Though the stunning sheer red cliffs of Canyon de Chelly are easily the national monument’s most spectacular feature, the area was set aside for its importance to the study of prehistoric peoples in the Southwest. The architecture, tools, clothing, ceramics, and other decorative or useful objects found here contain a comprehensive record of many hundreds of years of human activity.

Nothing was known about the ancient culture sheltered here until archeologists began piecing together the information gleaned from Canyon de Chelly’s many ruins and burials. Their story survived because these people lived in a physical environment that posed a minimal threat to normally fragile remains.

Wherever the remains of ancient man occur in the open, building ruins and some objects of stone, bone, and pottery survive, but those of wood and fiber disappear completely. Most of what we know about peoples from the dim past thus comes from materials that have been buried and protected. For the archeologist there are few better sources of information than formal burials, which often contain extensive offerings, and situations like those at Canyon de Chelly and Canyon del Muerto, where sites served as dwelling places for long periods of time and the steady accumulation of refuse buried layers of cultural debris.

The extremely arid conditions in the caves of these canyons offered additional protection. The climate here is so dry that human burials are perfectly preserved as natural mummies or desiccated bodies (there being no attempt at artificial preservation by these people), and such fragile buried objects as baskets more than a thousand years old are in good condition.

The people who lived at Canyon de Chelly in prehistoric times are today called the Anasazi, a Navajo word meaning “old people.” These people were the ancestors of modern Pueblo Indians, and they lived in the vicinity of northern Arizona and New Mexico, southwestern Colorado, and southeastern Utah from about the beginning of the Christian era to the end of the 13th century. Over most of that period they lived in these canyons. Before they learned to build in the cliffs they located and constructed their houses much differently.

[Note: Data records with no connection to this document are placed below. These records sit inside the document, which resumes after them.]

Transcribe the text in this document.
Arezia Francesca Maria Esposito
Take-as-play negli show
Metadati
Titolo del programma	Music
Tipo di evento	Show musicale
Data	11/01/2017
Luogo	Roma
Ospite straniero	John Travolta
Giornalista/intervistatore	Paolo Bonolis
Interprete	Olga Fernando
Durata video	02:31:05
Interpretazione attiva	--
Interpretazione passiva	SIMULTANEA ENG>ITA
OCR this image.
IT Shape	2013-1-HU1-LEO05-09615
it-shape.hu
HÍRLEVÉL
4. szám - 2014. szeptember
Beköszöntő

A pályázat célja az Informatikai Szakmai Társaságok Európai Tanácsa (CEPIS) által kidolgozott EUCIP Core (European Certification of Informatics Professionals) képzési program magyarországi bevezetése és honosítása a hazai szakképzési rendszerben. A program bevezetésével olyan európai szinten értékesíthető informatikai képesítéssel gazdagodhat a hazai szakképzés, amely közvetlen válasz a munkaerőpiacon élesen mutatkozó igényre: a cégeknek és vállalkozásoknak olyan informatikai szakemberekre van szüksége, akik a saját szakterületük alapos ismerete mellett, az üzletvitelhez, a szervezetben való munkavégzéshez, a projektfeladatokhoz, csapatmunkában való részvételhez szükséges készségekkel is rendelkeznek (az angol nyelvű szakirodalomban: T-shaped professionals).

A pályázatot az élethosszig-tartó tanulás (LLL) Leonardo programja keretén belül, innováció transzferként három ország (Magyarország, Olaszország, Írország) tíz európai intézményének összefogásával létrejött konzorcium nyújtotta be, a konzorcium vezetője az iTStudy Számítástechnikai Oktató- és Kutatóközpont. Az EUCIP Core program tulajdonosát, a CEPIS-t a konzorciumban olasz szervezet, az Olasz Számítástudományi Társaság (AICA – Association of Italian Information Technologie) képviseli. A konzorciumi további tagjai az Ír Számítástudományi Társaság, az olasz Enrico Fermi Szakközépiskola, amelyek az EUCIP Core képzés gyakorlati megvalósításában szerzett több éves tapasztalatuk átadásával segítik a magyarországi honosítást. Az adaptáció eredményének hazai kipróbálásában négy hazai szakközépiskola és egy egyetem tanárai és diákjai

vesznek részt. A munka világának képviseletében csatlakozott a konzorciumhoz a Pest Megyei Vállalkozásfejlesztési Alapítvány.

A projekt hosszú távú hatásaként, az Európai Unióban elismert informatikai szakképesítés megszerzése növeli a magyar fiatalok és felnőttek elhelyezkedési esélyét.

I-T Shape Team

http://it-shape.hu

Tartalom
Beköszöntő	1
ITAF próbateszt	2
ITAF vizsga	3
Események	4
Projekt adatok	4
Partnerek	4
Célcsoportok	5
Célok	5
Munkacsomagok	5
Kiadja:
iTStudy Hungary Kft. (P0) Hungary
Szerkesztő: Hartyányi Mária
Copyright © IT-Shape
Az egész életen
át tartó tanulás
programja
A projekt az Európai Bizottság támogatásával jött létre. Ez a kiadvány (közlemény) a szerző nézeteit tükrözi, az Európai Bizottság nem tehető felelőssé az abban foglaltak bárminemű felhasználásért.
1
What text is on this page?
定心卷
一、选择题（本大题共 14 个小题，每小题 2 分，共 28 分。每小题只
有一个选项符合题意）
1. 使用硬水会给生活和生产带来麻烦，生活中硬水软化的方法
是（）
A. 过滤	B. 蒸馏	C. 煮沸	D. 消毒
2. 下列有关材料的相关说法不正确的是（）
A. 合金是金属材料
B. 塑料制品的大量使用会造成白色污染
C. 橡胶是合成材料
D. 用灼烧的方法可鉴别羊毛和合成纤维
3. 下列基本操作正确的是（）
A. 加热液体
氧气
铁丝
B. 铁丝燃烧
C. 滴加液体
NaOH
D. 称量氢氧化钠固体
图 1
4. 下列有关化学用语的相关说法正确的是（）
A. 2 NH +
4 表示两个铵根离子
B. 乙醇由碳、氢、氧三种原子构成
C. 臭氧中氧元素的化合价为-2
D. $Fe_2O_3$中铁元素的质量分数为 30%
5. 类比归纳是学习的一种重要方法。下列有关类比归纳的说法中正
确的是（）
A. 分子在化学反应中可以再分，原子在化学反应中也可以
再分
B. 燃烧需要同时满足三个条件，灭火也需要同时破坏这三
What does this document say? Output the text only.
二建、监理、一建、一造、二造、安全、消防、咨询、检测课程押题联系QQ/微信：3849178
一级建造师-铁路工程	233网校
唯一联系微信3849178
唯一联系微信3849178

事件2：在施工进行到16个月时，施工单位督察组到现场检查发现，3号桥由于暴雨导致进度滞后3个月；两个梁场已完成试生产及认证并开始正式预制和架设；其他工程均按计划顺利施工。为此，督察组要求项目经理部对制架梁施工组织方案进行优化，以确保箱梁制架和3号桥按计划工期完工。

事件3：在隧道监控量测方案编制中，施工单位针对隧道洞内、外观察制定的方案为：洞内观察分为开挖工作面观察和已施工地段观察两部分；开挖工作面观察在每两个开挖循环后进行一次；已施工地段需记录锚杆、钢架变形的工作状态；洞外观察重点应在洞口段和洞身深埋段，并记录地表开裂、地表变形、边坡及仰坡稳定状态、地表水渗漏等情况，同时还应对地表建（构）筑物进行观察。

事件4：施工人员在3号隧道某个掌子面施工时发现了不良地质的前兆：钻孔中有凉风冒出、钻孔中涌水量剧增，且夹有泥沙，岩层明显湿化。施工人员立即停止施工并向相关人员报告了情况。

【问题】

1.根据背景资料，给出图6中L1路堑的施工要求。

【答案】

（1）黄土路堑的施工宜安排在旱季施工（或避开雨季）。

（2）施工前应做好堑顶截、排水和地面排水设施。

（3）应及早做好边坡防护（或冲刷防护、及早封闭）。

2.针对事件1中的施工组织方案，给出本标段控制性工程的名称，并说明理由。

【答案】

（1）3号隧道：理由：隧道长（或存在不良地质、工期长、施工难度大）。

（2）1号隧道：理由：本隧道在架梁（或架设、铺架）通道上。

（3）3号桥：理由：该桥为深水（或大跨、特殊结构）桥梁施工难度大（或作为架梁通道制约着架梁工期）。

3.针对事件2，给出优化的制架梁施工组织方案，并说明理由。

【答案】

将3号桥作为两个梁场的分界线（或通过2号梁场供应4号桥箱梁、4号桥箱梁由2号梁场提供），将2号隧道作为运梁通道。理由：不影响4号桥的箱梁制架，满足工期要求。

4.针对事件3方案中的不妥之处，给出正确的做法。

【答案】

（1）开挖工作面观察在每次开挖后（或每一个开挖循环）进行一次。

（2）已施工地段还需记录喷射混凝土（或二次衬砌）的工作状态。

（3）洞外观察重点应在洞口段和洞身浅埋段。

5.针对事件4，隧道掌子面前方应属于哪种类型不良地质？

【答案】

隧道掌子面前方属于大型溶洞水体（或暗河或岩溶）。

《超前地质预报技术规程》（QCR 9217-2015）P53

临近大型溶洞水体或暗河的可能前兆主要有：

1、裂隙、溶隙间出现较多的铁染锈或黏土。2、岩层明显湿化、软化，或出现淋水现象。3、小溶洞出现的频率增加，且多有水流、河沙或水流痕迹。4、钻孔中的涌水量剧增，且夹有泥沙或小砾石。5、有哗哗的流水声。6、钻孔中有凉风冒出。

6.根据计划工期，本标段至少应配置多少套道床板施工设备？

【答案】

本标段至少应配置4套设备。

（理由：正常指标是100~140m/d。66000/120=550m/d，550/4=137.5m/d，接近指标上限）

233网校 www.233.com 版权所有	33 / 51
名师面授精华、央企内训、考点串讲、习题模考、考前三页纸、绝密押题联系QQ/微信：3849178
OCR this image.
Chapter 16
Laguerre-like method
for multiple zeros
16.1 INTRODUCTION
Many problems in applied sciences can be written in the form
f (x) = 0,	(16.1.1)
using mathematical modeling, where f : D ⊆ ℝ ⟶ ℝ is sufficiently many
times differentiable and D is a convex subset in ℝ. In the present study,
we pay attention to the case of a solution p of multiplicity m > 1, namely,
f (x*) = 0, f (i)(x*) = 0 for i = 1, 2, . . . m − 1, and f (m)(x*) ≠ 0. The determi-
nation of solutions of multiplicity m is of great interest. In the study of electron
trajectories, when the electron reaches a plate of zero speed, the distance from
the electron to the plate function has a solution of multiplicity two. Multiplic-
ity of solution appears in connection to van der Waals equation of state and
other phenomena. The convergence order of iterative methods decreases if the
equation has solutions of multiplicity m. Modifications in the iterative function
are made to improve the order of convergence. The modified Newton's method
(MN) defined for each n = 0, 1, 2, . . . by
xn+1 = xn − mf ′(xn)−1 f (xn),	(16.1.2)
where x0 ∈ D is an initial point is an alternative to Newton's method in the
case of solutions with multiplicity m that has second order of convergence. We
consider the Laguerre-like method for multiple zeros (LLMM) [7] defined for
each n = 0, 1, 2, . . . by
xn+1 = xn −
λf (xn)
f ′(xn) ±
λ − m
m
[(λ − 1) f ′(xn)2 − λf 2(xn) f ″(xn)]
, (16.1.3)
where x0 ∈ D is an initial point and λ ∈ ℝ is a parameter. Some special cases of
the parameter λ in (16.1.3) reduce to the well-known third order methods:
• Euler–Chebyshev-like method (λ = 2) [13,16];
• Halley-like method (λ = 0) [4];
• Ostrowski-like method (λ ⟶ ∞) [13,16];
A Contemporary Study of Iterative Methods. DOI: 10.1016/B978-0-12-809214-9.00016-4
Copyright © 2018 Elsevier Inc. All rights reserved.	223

But the canyons always sheltered them, and their homes, their dead, and their debris tell us how it was with these people from the beginning to the end of their time here.

These bone tools were used to work leather and weave baskets.

THE ANASAZI

Early man, a nomadic hunter of big-game animals, came to the Americas from Asia over the Bering Strait some time between 20,000 and 15,000 B.C. Thousands of years later, after the big animals had become extinct, larger bands of hunters and gatherers preyed on game animals of species still living today. Still later, groups began to settle in favorable areas and to grow maize (corn), which reached them from more complex cultures in what is now Mexico. From this time on, the spread and development of prehistoric Indian cultures in the northern Southwest can be traced in increasing detail.